The Python infinitydb.access Package

The Python infinitydb.access package includes utilities for working with JSON-formatted InfinityDB data in dicts, including classes for Attribute and EntityClass. Also direct low-level access Item-by-Item or with blobs is possible, bypassing the client query approach if necessary. Using Python you can hit a URL easily to fire a Client Query:

# InfinityDB Client Query example

import infinitydb.access as idb
LABEL_ATTRIBUTE = idb.Attribute('label')
server = idb.InfinityDBAccessor('https://example.com:37411/infinitydb/data',
                             db="ai/label", user='me', password='xxx')

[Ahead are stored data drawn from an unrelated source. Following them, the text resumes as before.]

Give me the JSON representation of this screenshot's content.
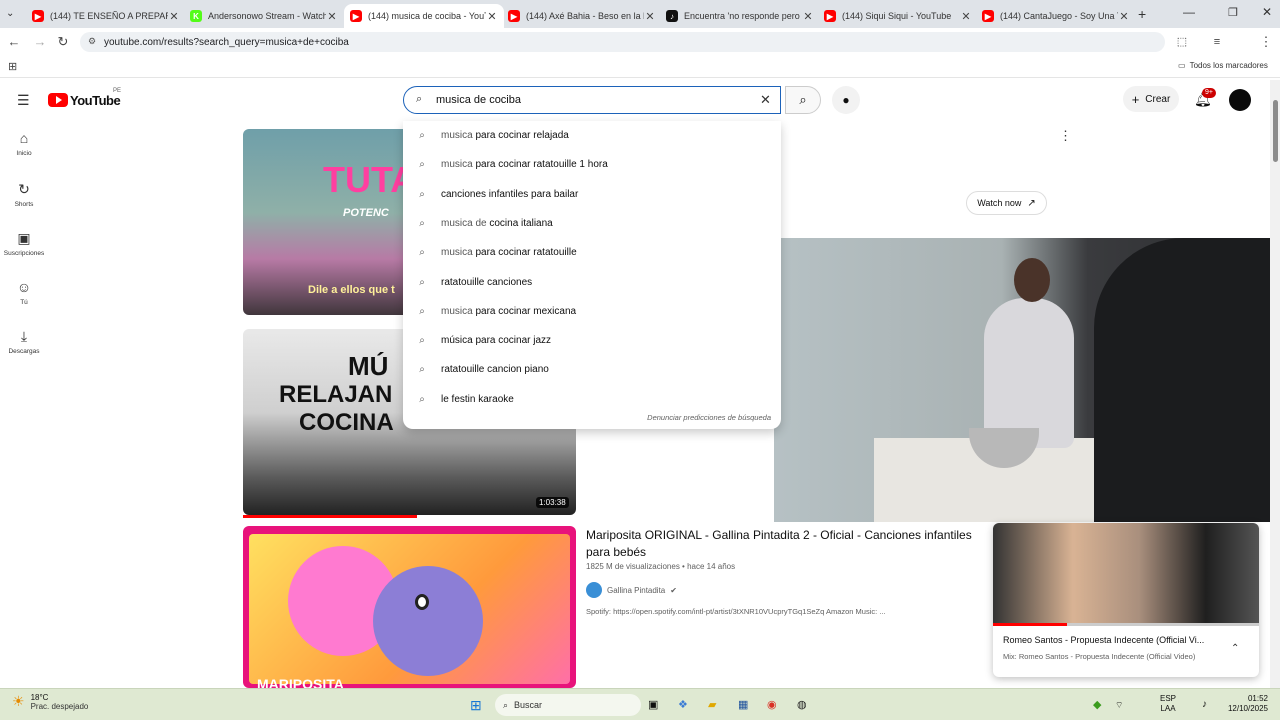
{
  "browser": {
    "tabs": [
      {
        "title": "(144) TE ENSEÑO A PREPARAR",
        "fav_color": "#ff0000",
        "fav": "▶",
        "active": false
      },
      {
        "title": "Andersonowo Stream - Watch L",
        "fav_color": "#53fc18",
        "fav": "K",
        "active": false
      },
      {
        "title": "(144) musica de cociba - YouTu",
        "fav_color": "#ff0000",
        "fav": "▶",
        "active": true
      },
      {
        "title": "(144) Axé Bahia - Beso en la bo",
        "fav_color": "#ff0000",
        "fav": "▶",
        "active": false
      },
      {
        "title": "Encuentra 'no responde pero s",
        "fav_color": "#111111",
        "fav": "♪",
        "active": false
      },
      {
        "title": "(144) Siqui Siqui - YouTube",
        "fav_color": "#ff0000",
        "fav": "▶",
        "active": false
      },
      {
        "title": "(144) CantaJuego - Soy Una Ta",
        "fav_color": "#ff0000",
        "fav": "▶",
        "active": false
      }
    ],
    "url": "youtube.com/results?search_query=musica+de+cociba",
    "bookmarks_all": "Todos los marcadores"
  },
  "youtube": {
    "logo_text": "YouTube",
    "logo_region": "PE",
    "search_value": "musica de cociba",
    "create_label": "Crear",
    "notif_count": "9+",
    "sidebar": [
      {
        "icon": "home-icon",
        "glyph": "⌂",
        "label": "Inicio"
      },
      {
        "icon": "shorts-icon",
        "glyph": "↻",
        "label": "Shorts"
      },
      {
        "icon": "subscriptions-icon",
        "glyph": "▣",
        "label": "Suscripciones"
      },
      {
        "icon": "you-icon",
        "glyph": "☺",
        "label": "Tú"
      },
      {
        "icon": "downloads-icon",
        "glyph": "⤓",
        "label": "Descargas"
      }
    ],
    "suggestions": [
      {
        "typed": "musica",
        "completion": " para cocinar relajada"
      },
      {
        "typed": "musica",
        "completion": " para cocinar ratatouille 1 hora"
      },
      {
        "typed": "",
        "completion": "canciones infantiles para bailar"
      },
      {
        "typed": "musica de",
        "completion": " cocina italiana"
      },
      {
        "typed": "musica",
        "completion": " para cocinar ratatouille"
      },
      {
        "typed": "",
        "completion": "ratatouille canciones"
      },
      {
        "typed": "musica",
        "completion": " para cocinar mexicana"
      },
      {
        "typed": "",
        "completion": "música para cocinar jazz"
      },
      {
        "typed": "",
        "completion": "ratatouille cancion piano"
      },
      {
        "typed": "",
        "completion": "le festin karaoke"
      }
    ],
    "report_predictions": "Denunciar predicciones de búsqueda",
    "watch_now": "Watch now",
    "thumb1_text": "TUTA",
    "thumb1_sub": "POTENC",
    "thumb1_caption": "Dile a ellos que t",
    "thumb2_line1": "MÚ",
    "thumb2_line2": "RELAJAN",
    "thumb2_line3": "COCINA",
    "thumb2_duration": "1:03:38",
    "thumb3_text": "MARIPOSITA",
    "result": {
      "title": "Mariposita ORIGINAL - Gallina Pintadita 2 - Oficial - Canciones infantiles para bebés",
      "meta": "1825 M de visualizaciones • hace 14 años",
      "channel": "Gallina Pintadita",
      "description": "Spotify: https://open.spotify.com/intl-pt/artist/3tXNR10VUcpryTGq1SeZq Amazon Music: ..."
    },
    "miniplayer": {
      "title": "Romeo Santos - Propuesta Indecente (Official Vi...",
      "subtitle": "Mix: Romeo Santos - Propuesta Indecente (Official Video)",
      "progress": 0.28
    }
  },
  "taskbar": {
    "weather_temp": "18°C",
    "weather_desc": "Prac. despejado",
    "search_label": "Buscar",
    "lang1": "ESP",
    "lang2": "LAA",
    "time": "01:52",
    "date": "12/10/2025"
  }
}
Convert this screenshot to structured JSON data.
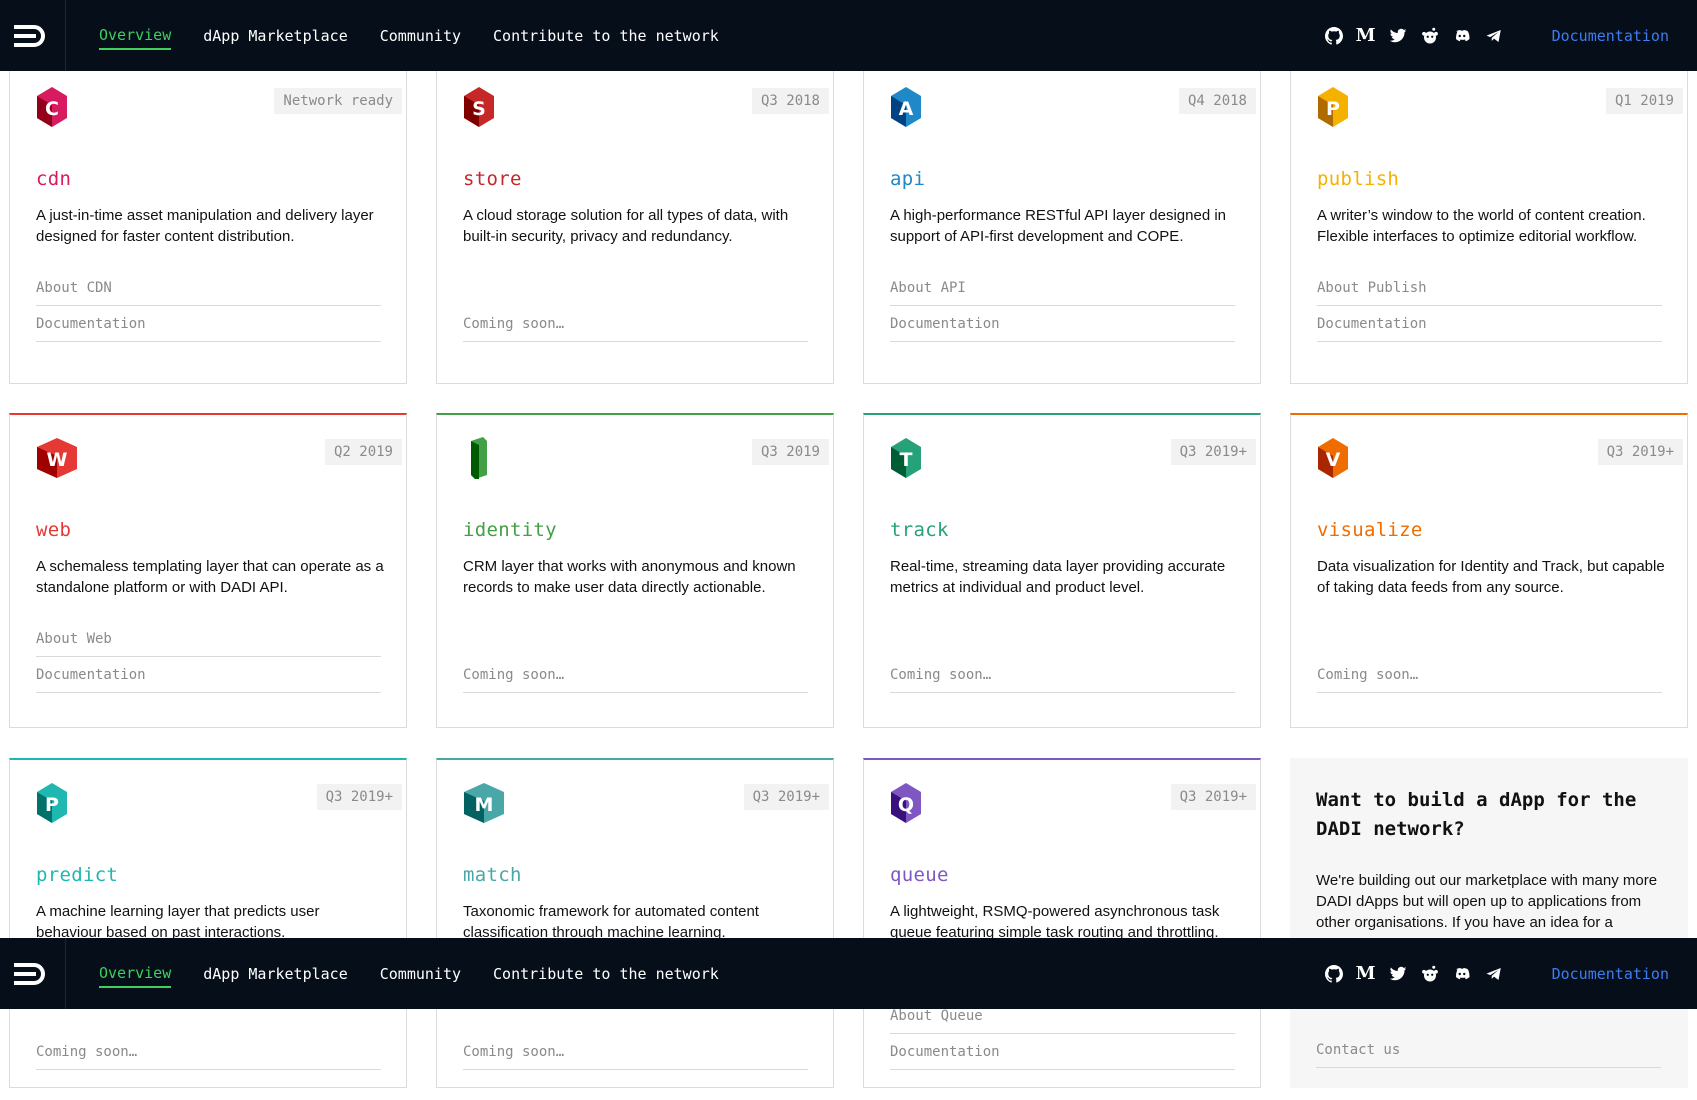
{
  "nav": {
    "links": [
      {
        "label": "Overview",
        "active": true
      },
      {
        "label": "dApp Marketplace",
        "active": false
      },
      {
        "label": "Community",
        "active": false
      },
      {
        "label": "Contribute to the network",
        "active": false
      }
    ],
    "social_icons": [
      "github-icon",
      "medium-icon",
      "twitter-icon",
      "reddit-icon",
      "discord-icon",
      "telegram-icon"
    ],
    "medium_glyph": "M",
    "docs_label": "Documentation",
    "colors": {
      "background": "#060e1a",
      "active": "#3ecf5e",
      "docs": "#3d7df0"
    }
  },
  "dapps": [
    {
      "id": "cdn",
      "name": "cdn",
      "badge": "Network ready",
      "desc": "A just-in-time asset manipulation and delivery layer designed for faster content distribution.",
      "link1": "About CDN",
      "link2": "Documentation",
      "color": "#d81b60",
      "letter": "C"
    },
    {
      "id": "store",
      "name": "store",
      "badge": "Q3 2018",
      "desc": "A cloud storage solution for all types of data, with built-in security, privacy and redundancy.",
      "link1": "",
      "link2": "Coming soon…",
      "color": "#c62828",
      "letter": "S"
    },
    {
      "id": "api",
      "name": "api",
      "badge": "Q4 2018",
      "desc": "A high-performance RESTful API layer designed in support of API-first development and COPE.",
      "link1": "About API",
      "link2": "Documentation",
      "color": "#1e88c8",
      "letter": "A"
    },
    {
      "id": "publish",
      "name": "publish",
      "badge": "Q1 2019",
      "desc": "A writer’s window to the world of content creation. Flexible interfaces to optimize editorial workflow.",
      "link1": "About Publish",
      "link2": "Documentation",
      "color": "#f5b100",
      "letter": "P"
    },
    {
      "id": "web",
      "name": "web",
      "badge": "Q2 2019",
      "desc": "A schemaless templating layer that can operate as a standalone platform or with DADI API.",
      "link1": "About Web",
      "link2": "Documentation",
      "color": "#e53935",
      "letter": "W"
    },
    {
      "id": "identity",
      "name": "identity",
      "badge": "Q3 2019",
      "desc": "CRM layer that works with anonymous and known records to make user data directly actionable.",
      "link1": "",
      "link2": "Coming soon…",
      "color": "#43a047",
      "letter": "i"
    },
    {
      "id": "track",
      "name": "track",
      "badge": "Q3 2019+",
      "desc": "Real-time, streaming data layer providing accurate metrics at individual and product level.",
      "link1": "",
      "link2": "Coming soon…",
      "color": "#26a27a",
      "letter": "T"
    },
    {
      "id": "visualize",
      "name": "visualize",
      "badge": "Q3 2019+",
      "desc": "Data visualization for Identity and Track, but capable of taking data feeds from any source.",
      "link1": "",
      "link2": "Coming soon…",
      "color": "#ef6c00",
      "letter": "V"
    },
    {
      "id": "predict",
      "name": "predict",
      "badge": "Q3 2019+",
      "desc": "A machine learning layer that predicts user behaviour based on past interactions.",
      "link1": "",
      "link2": "Coming soon…",
      "color": "#1fb8b0",
      "letter": "P"
    },
    {
      "id": "match",
      "name": "match",
      "badge": "Q3 2019+",
      "desc": "Taxonomic framework for automated content classification through machine learning.",
      "link1": "",
      "link2": "Coming soon…",
      "color": "#4aa7a8",
      "letter": "M"
    },
    {
      "id": "queue",
      "name": "queue",
      "badge": "Q3 2019+",
      "desc": "A lightweight, RSMQ-powered asynchronous task queue featuring simple task routing and throttling.",
      "link1": "About Queue",
      "link2": "Documentation",
      "color": "#7e57c2",
      "letter": "Q"
    }
  ],
  "cta": {
    "title": "Want to build a dApp for the DADI network?",
    "desc": "We're building out our marketplace with many more DADI dApps but will open up to applications from other organisations. If you have an idea for a",
    "link": "Contact us"
  }
}
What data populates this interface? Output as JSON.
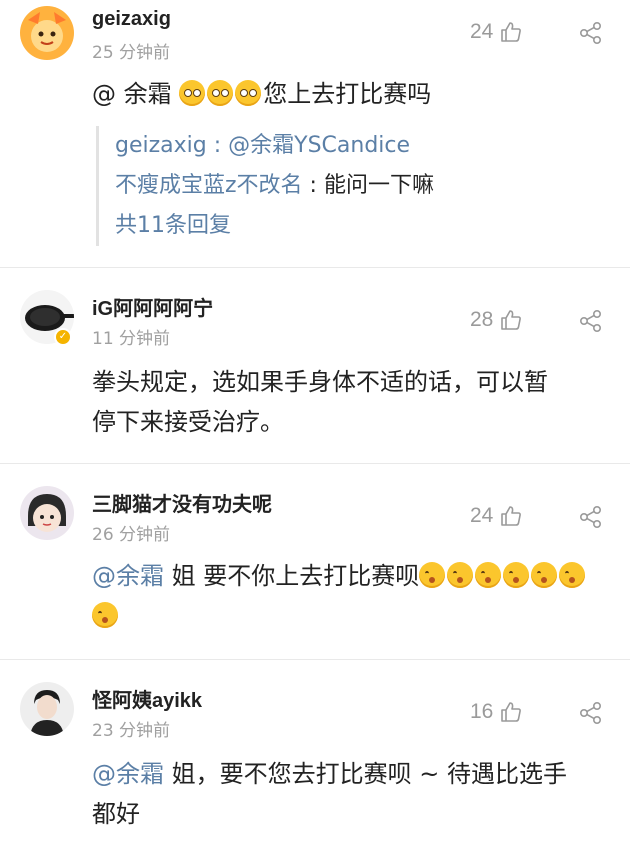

# optional check for connected
try:
    head_result, head_reason = server.head()
    if head_result != 200:
        print('Cannot connect to server: ' + str(head_result) + ' ' + head_reason)
        exit()
except InfinityDBError as e:
    print(e)
    exit()

def read_first_label():
    success, content, response_content_type = server.execute_query(
        ["com.infinitydb.ai", "get_first_label"])
    return content[LABEL_ATTRIBUTE] if success else None

There are also the ‘execute_get_blob_query()’ and ‘execute_put_blob_query()’, which transfer contiguous bytes rather than JSON, and are very fast. They should be used up to tens or perhaps hundreds of MB of blob data. For execute_put_blob_query(), the request content cannot be used, since that is used for the blob itself, so the query’s ‘parameters’ if any are passed in the ‘params url parameter’ root, which uses a single URL parameter called ‘params’ that is escaped JSON. The database can also be accessed directly, bypassing queries entirely if the read or write permissions are granted, by means of get_blob() or put_blob(), but these are not generally as flexible and secure. The database browser uses get_blob for images and other blobs to displayed. In fact if a database URL is accessed directly, without any ‘action’ URL parameter, then the blob is returned from that prefix, or JSON for the suffixes of that prefix if there is no blob there. There is a blob on a given prefix if there is a com.infinitydb.blob Attribute having that prefix. See the infinitydb.accessor Python package itself for more documentation on this and other features. There is also example code elsewhere.